Clay minerals are hydrous aluminium phyllosilicates, sometimes with variable amounts of iron, magnesium, alkali metals, alkaline earths, and other cations found on or near some planetary surfaces.
Clay minerals form in the presence of water and have been important to life, and many theories of abiogenesis involve them. They are important constituents of soils, and have been useful to humans since ancient times in agriculture and manufacturing.
Clays form flat hexagonal sheets similar to the micas. Clay minerals are common weathering products (including weathering of feldspar) and low-temperature hydrothermal alteration products. Clay minerals are very common in soils, in fine-grained sedimentary rocks such as shale, mudstone, and siltstone and in fine-grained metamorphic slate and phyllite.

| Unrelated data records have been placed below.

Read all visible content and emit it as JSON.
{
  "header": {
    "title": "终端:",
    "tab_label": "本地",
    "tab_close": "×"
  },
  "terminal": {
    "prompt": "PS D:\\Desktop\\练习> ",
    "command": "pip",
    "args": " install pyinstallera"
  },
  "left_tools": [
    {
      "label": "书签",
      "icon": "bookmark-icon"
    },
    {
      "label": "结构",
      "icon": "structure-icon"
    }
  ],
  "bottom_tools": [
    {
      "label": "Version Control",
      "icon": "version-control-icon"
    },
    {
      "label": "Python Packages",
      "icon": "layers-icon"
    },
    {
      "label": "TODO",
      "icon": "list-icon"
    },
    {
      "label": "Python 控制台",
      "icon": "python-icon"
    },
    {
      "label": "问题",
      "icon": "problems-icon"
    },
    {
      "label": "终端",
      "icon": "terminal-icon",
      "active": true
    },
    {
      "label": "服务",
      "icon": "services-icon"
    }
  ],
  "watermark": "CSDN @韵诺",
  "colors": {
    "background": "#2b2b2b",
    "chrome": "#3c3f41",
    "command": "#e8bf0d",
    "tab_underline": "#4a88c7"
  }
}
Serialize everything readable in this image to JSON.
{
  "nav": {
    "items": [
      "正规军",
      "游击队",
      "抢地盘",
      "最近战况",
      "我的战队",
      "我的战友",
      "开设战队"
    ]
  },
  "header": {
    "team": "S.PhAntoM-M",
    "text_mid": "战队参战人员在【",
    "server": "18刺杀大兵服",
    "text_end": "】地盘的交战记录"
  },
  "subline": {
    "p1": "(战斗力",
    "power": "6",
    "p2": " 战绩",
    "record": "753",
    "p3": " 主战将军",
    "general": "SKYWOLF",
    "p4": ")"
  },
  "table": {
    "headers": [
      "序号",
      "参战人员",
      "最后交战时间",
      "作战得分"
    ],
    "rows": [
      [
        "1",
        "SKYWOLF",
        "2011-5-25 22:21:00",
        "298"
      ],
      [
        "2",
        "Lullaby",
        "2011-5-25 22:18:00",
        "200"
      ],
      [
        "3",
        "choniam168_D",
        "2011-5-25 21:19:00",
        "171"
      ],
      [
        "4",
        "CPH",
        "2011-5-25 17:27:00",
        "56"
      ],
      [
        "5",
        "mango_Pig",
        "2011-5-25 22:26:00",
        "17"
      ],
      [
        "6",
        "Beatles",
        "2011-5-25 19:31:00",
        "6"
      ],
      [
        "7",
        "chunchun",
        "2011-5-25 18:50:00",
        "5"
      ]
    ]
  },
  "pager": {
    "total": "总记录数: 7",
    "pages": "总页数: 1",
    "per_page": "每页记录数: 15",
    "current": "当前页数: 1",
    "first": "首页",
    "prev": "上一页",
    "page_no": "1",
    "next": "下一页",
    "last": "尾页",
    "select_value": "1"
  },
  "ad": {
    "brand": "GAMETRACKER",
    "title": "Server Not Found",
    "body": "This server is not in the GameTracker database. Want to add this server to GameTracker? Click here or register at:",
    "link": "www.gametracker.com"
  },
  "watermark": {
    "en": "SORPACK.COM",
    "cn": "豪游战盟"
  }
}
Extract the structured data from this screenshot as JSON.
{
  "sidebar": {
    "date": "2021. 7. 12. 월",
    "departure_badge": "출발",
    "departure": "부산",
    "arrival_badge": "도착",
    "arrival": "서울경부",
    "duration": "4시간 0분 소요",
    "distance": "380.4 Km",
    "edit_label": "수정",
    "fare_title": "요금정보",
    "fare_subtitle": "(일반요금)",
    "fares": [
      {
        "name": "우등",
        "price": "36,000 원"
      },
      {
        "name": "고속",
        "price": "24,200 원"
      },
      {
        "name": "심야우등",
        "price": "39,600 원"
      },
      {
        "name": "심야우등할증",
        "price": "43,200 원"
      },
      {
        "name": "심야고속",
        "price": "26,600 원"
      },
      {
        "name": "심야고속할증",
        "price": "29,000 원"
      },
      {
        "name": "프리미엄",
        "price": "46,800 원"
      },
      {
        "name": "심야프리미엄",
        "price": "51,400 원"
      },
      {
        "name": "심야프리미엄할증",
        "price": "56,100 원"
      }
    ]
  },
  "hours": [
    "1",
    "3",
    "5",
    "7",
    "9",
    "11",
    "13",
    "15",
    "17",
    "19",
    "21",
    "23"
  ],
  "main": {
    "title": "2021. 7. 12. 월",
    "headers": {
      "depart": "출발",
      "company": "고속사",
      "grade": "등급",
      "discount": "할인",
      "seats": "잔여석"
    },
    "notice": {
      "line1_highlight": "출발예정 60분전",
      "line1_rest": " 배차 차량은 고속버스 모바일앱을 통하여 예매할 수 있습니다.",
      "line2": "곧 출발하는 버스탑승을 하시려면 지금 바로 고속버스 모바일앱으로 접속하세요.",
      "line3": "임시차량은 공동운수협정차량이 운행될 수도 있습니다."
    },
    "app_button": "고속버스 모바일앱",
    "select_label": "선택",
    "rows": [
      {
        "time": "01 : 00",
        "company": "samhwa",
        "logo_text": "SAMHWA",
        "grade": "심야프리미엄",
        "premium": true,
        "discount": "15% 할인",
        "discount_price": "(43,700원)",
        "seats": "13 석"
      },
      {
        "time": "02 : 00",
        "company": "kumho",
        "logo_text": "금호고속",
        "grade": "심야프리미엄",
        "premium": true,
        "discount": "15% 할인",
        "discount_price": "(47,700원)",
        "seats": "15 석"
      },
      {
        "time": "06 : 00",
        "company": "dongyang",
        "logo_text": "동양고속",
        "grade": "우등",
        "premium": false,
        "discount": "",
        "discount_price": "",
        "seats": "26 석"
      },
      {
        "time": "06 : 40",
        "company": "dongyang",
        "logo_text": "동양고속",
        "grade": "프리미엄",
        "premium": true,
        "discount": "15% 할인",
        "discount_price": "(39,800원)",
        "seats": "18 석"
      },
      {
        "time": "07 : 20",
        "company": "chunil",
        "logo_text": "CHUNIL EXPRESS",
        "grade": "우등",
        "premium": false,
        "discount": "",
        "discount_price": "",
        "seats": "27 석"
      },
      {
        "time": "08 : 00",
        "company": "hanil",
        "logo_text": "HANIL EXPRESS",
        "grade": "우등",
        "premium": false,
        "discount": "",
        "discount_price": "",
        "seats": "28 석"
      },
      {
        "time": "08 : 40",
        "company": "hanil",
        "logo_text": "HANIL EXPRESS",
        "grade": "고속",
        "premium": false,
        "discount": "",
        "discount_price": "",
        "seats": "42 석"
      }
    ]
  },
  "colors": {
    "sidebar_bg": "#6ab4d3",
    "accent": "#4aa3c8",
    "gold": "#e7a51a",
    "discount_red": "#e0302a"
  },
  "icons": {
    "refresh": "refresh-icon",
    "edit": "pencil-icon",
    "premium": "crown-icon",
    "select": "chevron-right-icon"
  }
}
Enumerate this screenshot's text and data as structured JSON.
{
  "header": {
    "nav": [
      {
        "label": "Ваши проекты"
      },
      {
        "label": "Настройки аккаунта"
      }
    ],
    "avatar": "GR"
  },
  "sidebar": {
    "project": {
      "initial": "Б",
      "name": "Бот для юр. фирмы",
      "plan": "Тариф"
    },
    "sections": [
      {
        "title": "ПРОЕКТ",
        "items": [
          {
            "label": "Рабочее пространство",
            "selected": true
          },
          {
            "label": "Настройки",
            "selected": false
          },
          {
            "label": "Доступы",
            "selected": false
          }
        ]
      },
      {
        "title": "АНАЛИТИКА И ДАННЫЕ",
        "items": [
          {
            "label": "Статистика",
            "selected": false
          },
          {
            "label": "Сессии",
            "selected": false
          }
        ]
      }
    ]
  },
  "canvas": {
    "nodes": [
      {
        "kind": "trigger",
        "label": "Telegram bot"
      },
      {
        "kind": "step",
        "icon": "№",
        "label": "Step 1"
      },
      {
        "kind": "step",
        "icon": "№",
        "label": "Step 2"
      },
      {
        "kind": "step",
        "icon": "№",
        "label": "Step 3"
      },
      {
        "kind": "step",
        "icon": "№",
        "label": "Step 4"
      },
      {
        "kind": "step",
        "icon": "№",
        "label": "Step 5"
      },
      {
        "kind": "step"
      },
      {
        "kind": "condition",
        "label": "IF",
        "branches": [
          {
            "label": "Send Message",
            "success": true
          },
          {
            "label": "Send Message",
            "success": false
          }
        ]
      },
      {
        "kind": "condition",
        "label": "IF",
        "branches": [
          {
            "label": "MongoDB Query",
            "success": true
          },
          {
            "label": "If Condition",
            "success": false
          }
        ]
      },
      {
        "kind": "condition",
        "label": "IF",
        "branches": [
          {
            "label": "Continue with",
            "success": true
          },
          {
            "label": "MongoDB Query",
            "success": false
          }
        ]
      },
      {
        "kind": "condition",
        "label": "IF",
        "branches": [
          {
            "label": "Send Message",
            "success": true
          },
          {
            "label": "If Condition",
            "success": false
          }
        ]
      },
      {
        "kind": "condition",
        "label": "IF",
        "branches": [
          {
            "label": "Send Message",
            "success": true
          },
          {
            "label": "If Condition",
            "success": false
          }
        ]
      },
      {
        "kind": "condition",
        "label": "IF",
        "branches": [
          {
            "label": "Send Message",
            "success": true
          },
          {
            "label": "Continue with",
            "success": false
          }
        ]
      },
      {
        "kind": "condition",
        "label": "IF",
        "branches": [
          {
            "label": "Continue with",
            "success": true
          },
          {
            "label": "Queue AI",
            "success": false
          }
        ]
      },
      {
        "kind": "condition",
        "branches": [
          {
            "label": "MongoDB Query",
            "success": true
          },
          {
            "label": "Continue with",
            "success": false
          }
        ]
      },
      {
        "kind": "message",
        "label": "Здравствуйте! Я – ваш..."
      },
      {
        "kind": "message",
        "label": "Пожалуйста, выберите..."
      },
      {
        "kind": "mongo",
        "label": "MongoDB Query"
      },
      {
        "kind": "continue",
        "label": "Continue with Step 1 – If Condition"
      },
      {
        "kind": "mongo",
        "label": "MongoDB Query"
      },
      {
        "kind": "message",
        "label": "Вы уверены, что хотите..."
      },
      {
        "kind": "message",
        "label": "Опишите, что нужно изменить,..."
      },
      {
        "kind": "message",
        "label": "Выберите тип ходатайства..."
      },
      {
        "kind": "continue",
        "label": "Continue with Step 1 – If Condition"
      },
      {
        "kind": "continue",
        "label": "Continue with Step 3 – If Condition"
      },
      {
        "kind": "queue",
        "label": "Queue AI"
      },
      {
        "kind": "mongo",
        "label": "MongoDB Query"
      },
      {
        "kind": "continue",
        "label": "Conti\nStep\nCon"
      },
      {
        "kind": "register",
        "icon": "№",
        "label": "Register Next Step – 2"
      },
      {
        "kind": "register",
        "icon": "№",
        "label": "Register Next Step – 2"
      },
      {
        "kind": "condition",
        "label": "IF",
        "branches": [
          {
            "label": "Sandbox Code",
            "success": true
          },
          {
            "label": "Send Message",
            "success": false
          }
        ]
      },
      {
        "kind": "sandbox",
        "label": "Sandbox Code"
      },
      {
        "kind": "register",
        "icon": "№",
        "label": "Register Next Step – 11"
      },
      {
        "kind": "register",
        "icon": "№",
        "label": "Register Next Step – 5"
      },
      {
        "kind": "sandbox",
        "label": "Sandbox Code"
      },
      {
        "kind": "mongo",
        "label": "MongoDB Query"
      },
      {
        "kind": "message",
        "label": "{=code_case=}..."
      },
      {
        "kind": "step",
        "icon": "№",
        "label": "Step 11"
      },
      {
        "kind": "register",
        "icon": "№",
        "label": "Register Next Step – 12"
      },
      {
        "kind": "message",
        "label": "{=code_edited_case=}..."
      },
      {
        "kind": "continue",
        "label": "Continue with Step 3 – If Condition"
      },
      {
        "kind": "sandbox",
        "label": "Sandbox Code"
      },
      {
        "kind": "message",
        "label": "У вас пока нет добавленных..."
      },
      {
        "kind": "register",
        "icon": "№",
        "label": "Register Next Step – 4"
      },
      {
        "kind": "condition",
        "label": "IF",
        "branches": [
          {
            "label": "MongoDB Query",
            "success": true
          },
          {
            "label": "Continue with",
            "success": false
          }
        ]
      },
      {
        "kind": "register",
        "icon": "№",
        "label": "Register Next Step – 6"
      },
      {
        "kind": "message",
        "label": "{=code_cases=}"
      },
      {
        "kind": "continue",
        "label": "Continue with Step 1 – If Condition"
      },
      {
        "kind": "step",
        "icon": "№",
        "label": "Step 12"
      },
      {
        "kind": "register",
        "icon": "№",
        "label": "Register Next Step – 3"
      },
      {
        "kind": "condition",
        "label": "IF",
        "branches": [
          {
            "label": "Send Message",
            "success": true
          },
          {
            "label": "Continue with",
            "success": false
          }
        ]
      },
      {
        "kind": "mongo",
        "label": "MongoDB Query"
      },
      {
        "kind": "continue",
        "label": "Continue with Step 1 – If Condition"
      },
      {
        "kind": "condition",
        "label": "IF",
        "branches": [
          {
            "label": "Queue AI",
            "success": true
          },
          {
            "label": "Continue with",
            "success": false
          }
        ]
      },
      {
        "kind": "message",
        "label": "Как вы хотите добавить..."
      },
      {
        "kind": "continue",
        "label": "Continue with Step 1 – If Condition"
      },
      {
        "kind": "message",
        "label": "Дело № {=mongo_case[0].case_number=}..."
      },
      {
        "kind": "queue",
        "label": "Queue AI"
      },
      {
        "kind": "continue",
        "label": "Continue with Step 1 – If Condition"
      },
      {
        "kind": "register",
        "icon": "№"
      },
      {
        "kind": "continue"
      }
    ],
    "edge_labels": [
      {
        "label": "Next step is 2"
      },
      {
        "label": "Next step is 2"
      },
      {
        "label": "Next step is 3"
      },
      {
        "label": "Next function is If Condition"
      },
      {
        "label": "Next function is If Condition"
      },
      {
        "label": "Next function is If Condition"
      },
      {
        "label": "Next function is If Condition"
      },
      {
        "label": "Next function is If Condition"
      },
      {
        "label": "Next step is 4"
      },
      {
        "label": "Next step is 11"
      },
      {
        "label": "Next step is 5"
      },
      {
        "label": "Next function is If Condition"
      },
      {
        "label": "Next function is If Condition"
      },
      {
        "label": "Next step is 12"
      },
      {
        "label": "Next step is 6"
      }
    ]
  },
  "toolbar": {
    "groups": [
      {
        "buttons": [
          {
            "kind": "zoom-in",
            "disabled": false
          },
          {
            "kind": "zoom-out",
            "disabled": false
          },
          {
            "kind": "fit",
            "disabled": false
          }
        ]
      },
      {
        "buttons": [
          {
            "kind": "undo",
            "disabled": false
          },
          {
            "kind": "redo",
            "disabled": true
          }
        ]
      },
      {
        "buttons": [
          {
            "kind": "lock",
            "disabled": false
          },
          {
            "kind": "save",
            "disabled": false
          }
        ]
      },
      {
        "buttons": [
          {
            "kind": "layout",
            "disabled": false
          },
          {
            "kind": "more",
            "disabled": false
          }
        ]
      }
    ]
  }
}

Clay minerals are usually (but not necessarily) ultrafine-grained (normally considered to be less than 2 micrometres in size on standard particle size classifications) and so may require special analytical techniques for their identification and study. These include x-ray diffraction, electron diffraction methods, various spectroscopic methods such as Mössbauer spectroscopy, infrared spectroscopy, Raman spectroscopy, and SEM-EDS or automated mineralogy processes. These methods can be augmented by polarized light microscopy, a traditional technique establishing fundamental occurrences or petrologic relationships.